Public community college in Ohio, U.S. (1968–2024)

Eastern Gateway Community College was a public community college in Steubenville and Youngstown, Ohio, United States. Founded in 1968, it was placed on probation by the Higher Learning Commission in 2021 for concerns about "assessment, HR record keeping, and data collection and analysis." The college began experiencing severe financial distress in 2023 and eventually closed on October 31, 2024.

==History==
The school was chartered in 1966 as Jefferson County Technical Institute, opening its doors for the first time in 1968 to serve the residents of Jefferson County, Ohio. It later changed its name to Jefferson Technical College in 1977. In 1995, the technical college became a community college and the name changed once more to Jefferson Community College. In 2009, the college expanded its service district to include three Ohio counties in addition to the original Jefferson: Columbiana, Mahoning, and Trumbull. This resulted in a further name change and the college became known as Eastern Gateway Community College in October 2009.

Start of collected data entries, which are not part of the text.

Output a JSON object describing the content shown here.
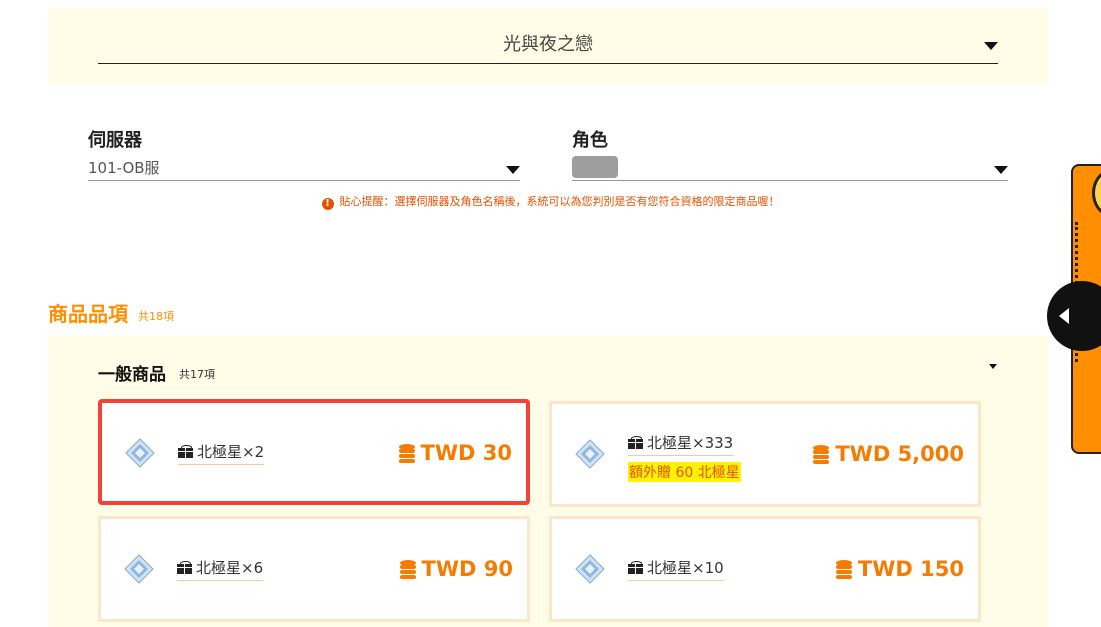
{
  "game_selector": {
    "value": "光與夜之戀"
  },
  "server_field": {
    "label": "伺服器",
    "value": "101-OB服"
  },
  "character_field": {
    "label": "角色"
  },
  "notice": {
    "icon": "!",
    "text": "貼心提醒：選擇伺服器及角色名稱後，系統可以為您判別是否有您符合資格的限定商品喔！"
  },
  "section": {
    "title": "商品品項",
    "count": "共18項"
  },
  "group": {
    "title": "一般商品",
    "count": "共17項"
  },
  "products": [
    {
      "name": "北極星×2",
      "price": "TWD 30",
      "bonus": "",
      "selected": true
    },
    {
      "name": "北極星×333",
      "price": "TWD 5,000",
      "bonus": "額外贈 60 北極星",
      "selected": false
    },
    {
      "name": "北極星×6",
      "price": "TWD 90",
      "bonus": "",
      "selected": false
    },
    {
      "name": "北極星×10",
      "price": "TWD 150",
      "bonus": "",
      "selected": false
    }
  ],
  "colors": {
    "accent": "#ff8f00",
    "selected_border": "#f44336",
    "panel_bg": "#fffde7",
    "bonus_highlight": "#fff200"
  },
  "icons": {
    "product": "polaris-gem-icon",
    "gift": "gift-icon",
    "price": "coin-stack-icon",
    "dropdown": "caret-down-icon"
  }
}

The college briefly drew national attention in 2020 when its board of trustees fired the college's president. He had been placed on administrative leave and was subsequently fired by a unanimous vote of the board for "dereliction of duty and inappropriate management."

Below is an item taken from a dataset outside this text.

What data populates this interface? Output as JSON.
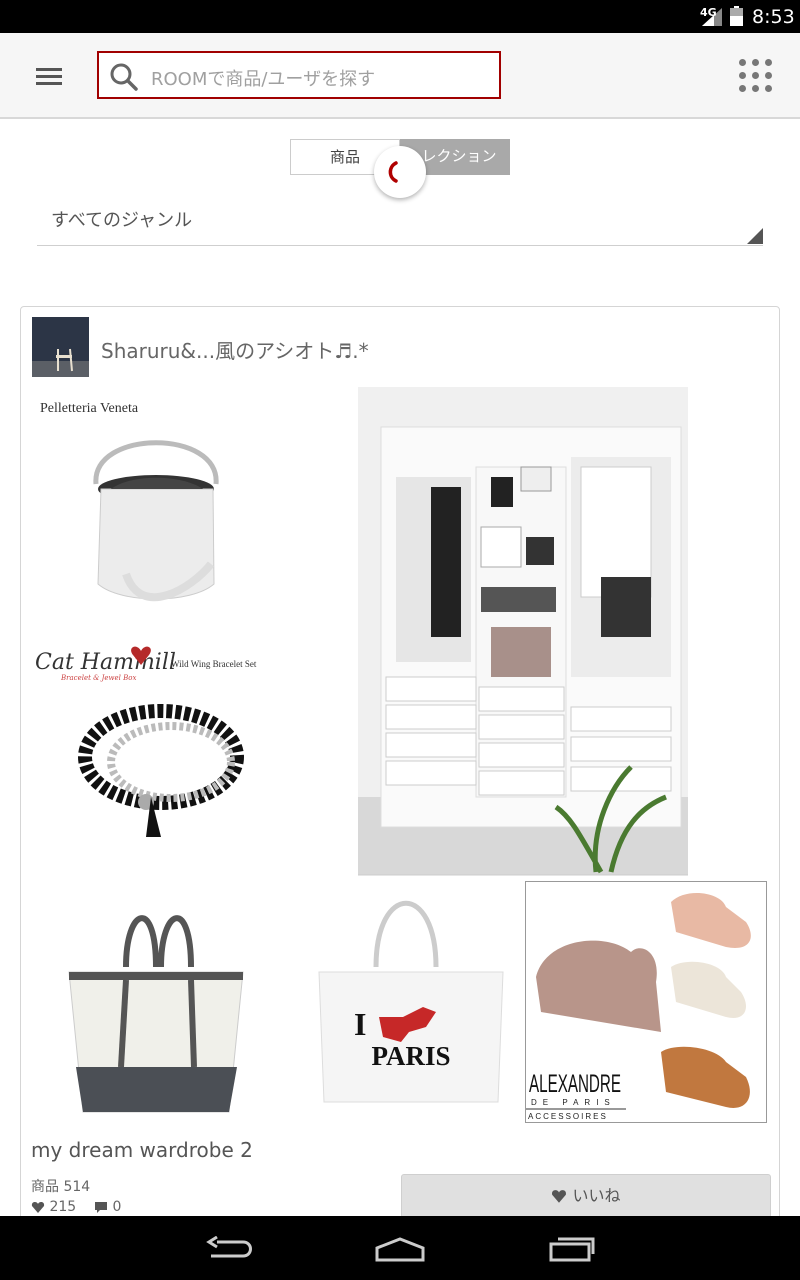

In late 2021, the college was again the focus of national attention when its accreditor, the Higher Learning Commission, placed the college on probation due to concerns about a new relationship with a for-profit company that focused on increasing student enrollments in online courses. Through its relationship with the Student Resource Center, EGCC nearly doubled its class sizes in online courses and eliminated textbooks in those courses. These new enrollments came primarily from union members or their family members as the program was largely aimed at allowing them to attend the college free of charge to them through a combination of grants and a last dollar scholarship. In a November 2021 news article, Inside Higher Ed reported that "43,890 of the 46,606 [students enrolled at the college] are union members or family of union members." The Student Resource Center received 50% of the profits from these new enrollments which was "slightly more than $7 million" in the 2020 fiscal year. Concerns about the quality of teaching at the college during this rapid expansion prompted the college's accreditor to place it on probation because "there is no evidence Eastern Gateway's free-college-for-union-members business model provides a high-quality education." Two months later, these same concerns led the U.S. Department of Education to open its own investigation into the use of federal financial aid at the college. In 2023, the college shut down the free-college-for-union-members program.

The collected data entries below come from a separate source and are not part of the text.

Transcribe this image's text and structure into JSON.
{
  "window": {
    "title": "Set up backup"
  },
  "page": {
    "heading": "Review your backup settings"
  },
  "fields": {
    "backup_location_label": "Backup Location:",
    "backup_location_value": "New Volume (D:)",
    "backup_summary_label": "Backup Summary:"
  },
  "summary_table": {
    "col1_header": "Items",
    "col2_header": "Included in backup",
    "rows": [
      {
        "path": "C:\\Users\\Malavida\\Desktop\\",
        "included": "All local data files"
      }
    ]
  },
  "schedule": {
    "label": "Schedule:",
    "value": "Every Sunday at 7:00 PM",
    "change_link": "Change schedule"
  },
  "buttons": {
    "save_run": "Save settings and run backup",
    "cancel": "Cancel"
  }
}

On February 29, 2024, Eastern Gateway announced it was pausing enrollment. With the announcement, Eastern Gateway partnered with Youngstown State University to transfer existing students to YSU and other colleges. At about the same time, YSU also announced its first satellite campus in Steubenville to serve students in the area. About a month later, the EGCC's board of trustees announced that the college's financial challenges were so severe that the college would likely close in June despite an emergency infusion of $6 million from the State of Ohio. The trustees also announced that the college was resigning from the Higher Learning Commission, the college's accreditor, effective on November 1. Faculty began to receive notices at the end of March 2024 stating that their contracts would be not be renewed; contracts still in operation at that time were subsequently allowed to expire on July 31, 2024. The final day of instruction was July 28, 2024, with a final commencement ceremony held on August 10, 2024. The board of trustees later decided on an October 31, 2024 dissolution date, resulting in the college's now defunct status.

In November 2025, the Ohio Auditor of State released a financial audit for fiscal year 2023 that issued disclaimers of opinion on Eastern Gateway’s financial statements and on its compliance with major federal programs, citing pervasive problems with recordkeeping and the reliability of underlying data. The audit reported more than $17.3 million in questioned costs—effectively all federal student financial aid disbursed that year—and a total of 44 findings related to internal controls, compliance, and financial management, and noted that the Auditor’s Special Investigations Unit was continuing a separate investigation into the college’s operations.

==Academics==
The college used open admissions. Eastern Gateway Community College offered 60 majors in the areas of business technologies, information technologies, engineering technologies, health and public services. The degrees offered are Associate of Arts, Associate of Science, Associate of Applied Business, Associate of Applied Science, Associate of Technical Studies, and Associate of Individualized Studies.

Tuition for in-state students enrolled during the 2017–2018 academic year was $117 per credit hour. Tuition was waived for students living in Jefferson, Mahoning, Trumbull, and Columbiana counties.